Gli Anabattisti avevano chiamato Muenster Nuova Sion e se ne erano proclamati re. Avevano imposto la totale comunione dei beni, al punto di proibire la chiusura delle porte delle case perché chi era nel bisogno potesse prendere ciò che gli serviva quando lo desiderava. Era stato abolito il denaro, ed ogni bene prezioso fu espropriato dai governanti per la causa. Ogni libro, ad eccezione della Bibbia, era stato bruciato, mentre chi si opponeva veniva eliminato. Venne imposta una poligamia forzata: nessuna aveva diritto di restare nubile. Il rifiuto della donna equivaleva alla morte sulla pubblica piazza
C’è veramente qualcosa di strano nell’ammantarsi ,nella bandiera di Muentzer di tutta l’Europa protestante, quando i protestanti, e soprattutto i “principi della nazione tedesca” sobillati da Lutero, furono i nemici implacabili degli Anabattisti. In effetti, molte delle vicende odierne hanno ancora l’andamento tipico di una guerra di religione, dove il richiamo, ossessivo e non argomentato, ai “nostri valori”, o, per altri, ai “valori non negoziabili” (che si rivelano spesso quelli delle eresie più estreme) rivela la potente presenza di una non trasparente “teologia politica”. Tra parentesi, come ha scritto Rémi Brague, parlare di “valori” è limitativo, perché presuppone ch’essi valgano solo soggettivamente: sicché i “valori europei”, mentre pretendono di essere universali, in realtà sono quelli di un’infima setta, che è riuscita a prevalere sulle altre. Il discorso “maistream” occidentale sta muovendosi lungo una sorprendente curvatura dei “fanatici dell’ Apocalisse” , che difficilmente avrebbero approvato, né i fondatori della Riforma, né quelli dell’Unione Europea (come per esempio il futuro beato Schuman), e che non è, comunque, in linea con le esigenze attuali di opposizione al dominio delle macchine intelligenti, ma, anzi, lo favorisce.
Alcune, fra le controversie di cui sopra, si riallacciano a concezioni settarie del sacro, tipiche dell’era della Rivoluzione industriale e degli Stati Nazione. Guardando le cose da un’ottica ben più ampia, millenaria e mondiale, il sacro, come c’insegna Jan Assmann, è tollerante perché è pluralista. Come scrive su “La Stampa” Umberto Galimberti, esso è addirittura indifferenziato, al punto da non distinguere fra il Bene ed il Male.
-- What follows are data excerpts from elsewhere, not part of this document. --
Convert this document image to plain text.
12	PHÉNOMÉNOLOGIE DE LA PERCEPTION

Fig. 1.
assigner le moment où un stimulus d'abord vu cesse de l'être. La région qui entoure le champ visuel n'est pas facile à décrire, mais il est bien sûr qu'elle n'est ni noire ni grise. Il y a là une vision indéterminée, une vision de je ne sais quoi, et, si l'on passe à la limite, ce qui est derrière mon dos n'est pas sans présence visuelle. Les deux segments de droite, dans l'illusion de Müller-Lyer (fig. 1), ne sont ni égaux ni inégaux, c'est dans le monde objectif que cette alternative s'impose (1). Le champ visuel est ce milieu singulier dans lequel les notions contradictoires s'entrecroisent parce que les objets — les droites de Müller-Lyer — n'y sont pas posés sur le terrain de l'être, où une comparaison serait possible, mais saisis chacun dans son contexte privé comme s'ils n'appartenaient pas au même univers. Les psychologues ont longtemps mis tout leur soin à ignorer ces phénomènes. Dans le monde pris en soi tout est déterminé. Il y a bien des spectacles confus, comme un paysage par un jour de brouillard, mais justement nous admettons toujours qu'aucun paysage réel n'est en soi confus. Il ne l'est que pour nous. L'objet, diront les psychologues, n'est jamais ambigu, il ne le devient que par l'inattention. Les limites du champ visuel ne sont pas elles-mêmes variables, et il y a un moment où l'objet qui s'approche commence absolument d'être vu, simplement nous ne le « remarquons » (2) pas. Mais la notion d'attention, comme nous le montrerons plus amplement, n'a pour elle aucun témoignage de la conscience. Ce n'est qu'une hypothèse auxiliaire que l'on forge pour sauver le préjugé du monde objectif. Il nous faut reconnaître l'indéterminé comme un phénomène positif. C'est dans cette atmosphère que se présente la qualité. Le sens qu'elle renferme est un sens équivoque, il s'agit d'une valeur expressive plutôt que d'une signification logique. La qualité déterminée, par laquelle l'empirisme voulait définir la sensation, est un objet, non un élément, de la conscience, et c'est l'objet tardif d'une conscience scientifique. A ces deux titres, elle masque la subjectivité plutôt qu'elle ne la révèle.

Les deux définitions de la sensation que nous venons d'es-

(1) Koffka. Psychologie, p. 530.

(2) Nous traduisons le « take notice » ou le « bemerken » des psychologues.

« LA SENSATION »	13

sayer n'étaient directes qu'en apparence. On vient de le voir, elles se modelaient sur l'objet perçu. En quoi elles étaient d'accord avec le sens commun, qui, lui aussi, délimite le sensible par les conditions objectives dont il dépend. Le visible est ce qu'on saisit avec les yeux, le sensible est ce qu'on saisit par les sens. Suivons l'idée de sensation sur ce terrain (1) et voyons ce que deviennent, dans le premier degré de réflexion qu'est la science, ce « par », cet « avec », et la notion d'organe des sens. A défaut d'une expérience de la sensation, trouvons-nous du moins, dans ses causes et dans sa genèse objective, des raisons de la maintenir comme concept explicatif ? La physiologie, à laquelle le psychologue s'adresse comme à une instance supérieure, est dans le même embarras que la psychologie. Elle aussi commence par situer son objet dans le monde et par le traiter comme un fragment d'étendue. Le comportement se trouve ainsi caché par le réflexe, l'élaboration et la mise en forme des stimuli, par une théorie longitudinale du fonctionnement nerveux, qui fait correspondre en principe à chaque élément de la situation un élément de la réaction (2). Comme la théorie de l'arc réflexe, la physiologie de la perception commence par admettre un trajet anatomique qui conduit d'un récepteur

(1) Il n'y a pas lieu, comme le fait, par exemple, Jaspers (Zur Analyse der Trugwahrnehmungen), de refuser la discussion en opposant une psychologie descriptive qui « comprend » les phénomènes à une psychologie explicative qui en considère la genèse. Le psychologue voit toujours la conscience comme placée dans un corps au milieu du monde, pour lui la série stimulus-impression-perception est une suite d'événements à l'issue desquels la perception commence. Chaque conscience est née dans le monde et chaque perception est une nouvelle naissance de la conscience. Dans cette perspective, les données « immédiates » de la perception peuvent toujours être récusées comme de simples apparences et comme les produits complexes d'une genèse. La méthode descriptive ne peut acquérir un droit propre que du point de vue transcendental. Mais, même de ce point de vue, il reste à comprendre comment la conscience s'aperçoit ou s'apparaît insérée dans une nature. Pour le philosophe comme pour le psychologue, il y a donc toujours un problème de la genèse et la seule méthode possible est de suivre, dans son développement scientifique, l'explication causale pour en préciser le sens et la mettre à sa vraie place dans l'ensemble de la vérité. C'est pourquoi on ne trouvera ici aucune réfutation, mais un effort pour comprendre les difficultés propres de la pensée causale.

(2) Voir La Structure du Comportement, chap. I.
Tenere il sacro fuori dalla vita dei popoli è impossibile. La “religione” che ci era familiare e a cui tutti pensano costituiva in realtà un fragile compromesso, che evitava tanto il carattere tragico del sacro antico, quanto un’irruzione del sacro chiliastico, ben più violente di quelle paventate dai laicisti. Rotti gli argini delle “repressive” teologie razionali, torniamo ora al “Dio Invitto”, come descritto nell’omonimo libro di Altheim dedicato all’imperatore/dio/sacerdote Elagabalo.
5.L’attualità del nostro impegno culturale
In un momento in cui, per il pressapochismo della Conferenza sul Futuro dell’Europa, per l’indifferenza a tutti i livelli per i problemi reali, e, infine, per le prepotenze degli Stati Uniti e dei GAFAM, si potrebbe pensare che qualunque impegno serio a favore del nostro Continente sia condannato all’insuccesso, queste piccole vittorie intellettuali nella tempestiva lettura degli eventi contemporanei ci incoraggiano a proseguire nella nostra opera di studio e informazione. Da modesti pensieri possono nascerne grandi azioni.
Tra l’altro, è in corso di pubblicazione sui temi qui trattati un profluvio di nuovi libri, sui quali vi relazioneremo sinteticamente.